CHASING NEPTUNE'S DAUGHTER (JOHN C. MANNONE)



I tried not to stare at her. But I’m sure the goddess was watching me. I felt masculine. Muscles tensed.

My bare toes gripped the beach sand. On a slow run, I felt the undulating dunes roll under my feet; scorch my soles. I accelerated, hoping the forced air would cool them just a little. Every step flung sand and pelted my adolescent calves. The beach transformed to cool, but uncomfortable clumps when dampened by the sea spray. Closer to the ebb, the sand compacted smooth to a wet coolness.  Then, I encountered a new resistance as I stomped at the foot of waves,
kerplunking until knee deep. Headlong, I catapulted into the green surf, as if I was the predator, screaming,  Shark attack!

My hot skin seemed to peel under the wet ice-blade  teeth of the salted ocean-bay sharking all of me. The waves gushed up my nose, in my mouth; flushed my eyes, even through the eyelids, or so it seemed.
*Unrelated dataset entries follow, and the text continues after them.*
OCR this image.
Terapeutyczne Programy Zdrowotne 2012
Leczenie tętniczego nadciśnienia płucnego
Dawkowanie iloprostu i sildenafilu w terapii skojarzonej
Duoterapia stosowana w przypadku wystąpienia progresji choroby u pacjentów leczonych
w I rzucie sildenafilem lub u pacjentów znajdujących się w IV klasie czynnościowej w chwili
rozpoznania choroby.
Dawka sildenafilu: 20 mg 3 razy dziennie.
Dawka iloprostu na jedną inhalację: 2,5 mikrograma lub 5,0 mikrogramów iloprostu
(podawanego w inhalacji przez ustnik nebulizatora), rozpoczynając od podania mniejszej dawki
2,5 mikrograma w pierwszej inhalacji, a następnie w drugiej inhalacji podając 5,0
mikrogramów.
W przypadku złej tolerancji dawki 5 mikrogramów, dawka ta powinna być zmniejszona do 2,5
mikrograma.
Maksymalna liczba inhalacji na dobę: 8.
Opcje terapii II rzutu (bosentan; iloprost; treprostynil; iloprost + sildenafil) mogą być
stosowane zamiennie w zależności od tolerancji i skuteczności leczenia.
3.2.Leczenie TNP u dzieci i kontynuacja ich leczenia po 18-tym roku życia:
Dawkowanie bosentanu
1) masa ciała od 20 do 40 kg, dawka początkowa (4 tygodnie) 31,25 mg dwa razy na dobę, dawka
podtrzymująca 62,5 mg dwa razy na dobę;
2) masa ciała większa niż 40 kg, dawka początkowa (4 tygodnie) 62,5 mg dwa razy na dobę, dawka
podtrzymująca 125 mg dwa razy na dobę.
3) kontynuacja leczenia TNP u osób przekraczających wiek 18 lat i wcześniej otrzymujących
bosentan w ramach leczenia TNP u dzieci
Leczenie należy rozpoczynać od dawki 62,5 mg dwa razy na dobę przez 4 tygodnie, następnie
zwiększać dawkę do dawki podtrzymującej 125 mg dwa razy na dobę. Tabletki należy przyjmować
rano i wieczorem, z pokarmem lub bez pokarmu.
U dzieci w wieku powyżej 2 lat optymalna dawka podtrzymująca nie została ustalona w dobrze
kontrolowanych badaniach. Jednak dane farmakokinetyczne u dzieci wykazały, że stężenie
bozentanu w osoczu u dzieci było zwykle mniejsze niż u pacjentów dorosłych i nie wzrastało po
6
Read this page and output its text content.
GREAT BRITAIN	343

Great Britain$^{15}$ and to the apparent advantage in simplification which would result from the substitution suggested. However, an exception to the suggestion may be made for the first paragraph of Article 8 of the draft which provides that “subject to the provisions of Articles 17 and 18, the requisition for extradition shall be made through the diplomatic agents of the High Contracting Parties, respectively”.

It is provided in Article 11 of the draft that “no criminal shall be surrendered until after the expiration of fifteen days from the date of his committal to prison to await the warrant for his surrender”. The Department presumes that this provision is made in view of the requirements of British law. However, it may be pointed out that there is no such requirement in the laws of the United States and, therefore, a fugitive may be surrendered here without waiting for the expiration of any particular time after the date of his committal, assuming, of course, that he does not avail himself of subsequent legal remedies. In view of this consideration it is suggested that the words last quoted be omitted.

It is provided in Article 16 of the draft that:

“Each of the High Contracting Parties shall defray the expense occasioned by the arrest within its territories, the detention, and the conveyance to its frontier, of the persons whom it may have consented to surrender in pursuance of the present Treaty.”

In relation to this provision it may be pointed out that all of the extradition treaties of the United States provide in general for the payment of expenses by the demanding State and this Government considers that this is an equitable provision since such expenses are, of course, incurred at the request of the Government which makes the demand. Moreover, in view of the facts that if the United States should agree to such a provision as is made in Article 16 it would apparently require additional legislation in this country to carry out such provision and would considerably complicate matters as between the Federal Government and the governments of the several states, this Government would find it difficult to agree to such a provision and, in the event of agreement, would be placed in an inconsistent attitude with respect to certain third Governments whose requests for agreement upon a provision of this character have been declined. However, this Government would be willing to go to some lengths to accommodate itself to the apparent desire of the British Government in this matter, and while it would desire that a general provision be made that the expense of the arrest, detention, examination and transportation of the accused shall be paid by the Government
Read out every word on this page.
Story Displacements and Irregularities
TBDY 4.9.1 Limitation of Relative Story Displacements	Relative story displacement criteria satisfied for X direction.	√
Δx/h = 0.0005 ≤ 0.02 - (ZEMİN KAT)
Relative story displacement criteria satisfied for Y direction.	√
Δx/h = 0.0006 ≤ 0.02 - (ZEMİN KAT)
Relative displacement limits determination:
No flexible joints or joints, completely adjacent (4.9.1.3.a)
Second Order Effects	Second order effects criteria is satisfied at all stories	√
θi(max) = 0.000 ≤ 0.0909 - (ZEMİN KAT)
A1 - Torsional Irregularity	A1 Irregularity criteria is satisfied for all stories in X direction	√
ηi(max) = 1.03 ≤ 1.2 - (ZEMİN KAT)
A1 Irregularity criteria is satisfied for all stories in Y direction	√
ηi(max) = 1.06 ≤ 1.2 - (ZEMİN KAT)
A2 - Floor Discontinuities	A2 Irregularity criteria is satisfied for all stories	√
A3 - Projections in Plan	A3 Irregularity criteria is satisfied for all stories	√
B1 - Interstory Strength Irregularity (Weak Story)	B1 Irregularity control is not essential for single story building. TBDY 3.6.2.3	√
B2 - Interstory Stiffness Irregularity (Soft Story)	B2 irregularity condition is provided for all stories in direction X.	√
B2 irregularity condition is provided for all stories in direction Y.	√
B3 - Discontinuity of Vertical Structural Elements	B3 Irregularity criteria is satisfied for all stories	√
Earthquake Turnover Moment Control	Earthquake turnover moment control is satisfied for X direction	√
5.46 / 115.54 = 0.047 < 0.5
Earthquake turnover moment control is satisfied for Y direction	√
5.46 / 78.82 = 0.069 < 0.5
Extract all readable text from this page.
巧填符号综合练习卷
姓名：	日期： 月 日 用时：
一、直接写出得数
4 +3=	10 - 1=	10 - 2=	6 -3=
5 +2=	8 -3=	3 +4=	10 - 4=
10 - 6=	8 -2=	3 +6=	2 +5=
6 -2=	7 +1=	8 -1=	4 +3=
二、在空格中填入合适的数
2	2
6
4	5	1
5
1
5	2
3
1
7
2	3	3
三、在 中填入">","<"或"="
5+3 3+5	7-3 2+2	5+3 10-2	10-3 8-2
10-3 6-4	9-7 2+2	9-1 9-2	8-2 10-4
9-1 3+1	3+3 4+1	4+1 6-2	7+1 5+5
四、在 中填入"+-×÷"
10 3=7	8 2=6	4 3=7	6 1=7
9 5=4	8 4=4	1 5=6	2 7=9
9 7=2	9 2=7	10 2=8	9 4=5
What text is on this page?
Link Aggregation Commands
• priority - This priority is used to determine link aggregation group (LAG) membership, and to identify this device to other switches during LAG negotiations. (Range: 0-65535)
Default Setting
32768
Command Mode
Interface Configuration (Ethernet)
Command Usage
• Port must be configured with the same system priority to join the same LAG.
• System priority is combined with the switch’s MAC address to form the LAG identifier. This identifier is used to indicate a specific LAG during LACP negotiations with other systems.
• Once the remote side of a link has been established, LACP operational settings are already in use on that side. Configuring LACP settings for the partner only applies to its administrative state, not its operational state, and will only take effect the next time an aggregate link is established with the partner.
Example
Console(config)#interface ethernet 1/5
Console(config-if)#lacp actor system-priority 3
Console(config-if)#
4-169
In mockery, the mouth of ocean spat me out and I tumble back to the bank as a flip-flopped fish ready to be gutted.

I lay dazed on the beach; beads of water shed down my arms and back.
I hoped she wasn’t looking. Humiliation trickled down my face. What is it about being thirteen and trying to impress the chicks that were way too old for me?

Her smell mixed with the suntan oil and salt and the wind beat it into my face. Gulls hovered with their taunting caws,
You dummy!

An insane sense of calm washed over me; I strutted down the beach, quietly slipped into the water and faked a feeble doggy-paddle finessed as a Weissmuller move—a Tarzan-after-Jane type of swim. Way offshore, the waves were more sedate. I could barely see her blue bikini dotting the shore.

My eyes now were focused on a floating platform twenty feet away. It slapped the Chesapeake, silly at times. Bass tone gurgled louder as I approached. It seemed to beckon me.

The burlap mat, its tight weave,  was stapled flush to the wood. Its wetness glinted with sun-steamed water. I wondered what her name was. The one with the long legs  silking out from her emerald green  swimsuit still shimmering as she lunged  into the bay. The raft had sprung off the water, recoiling under her feet. She disappeared beneath the waves, sleek as a mermaid, prettier than Neptune’s daughter.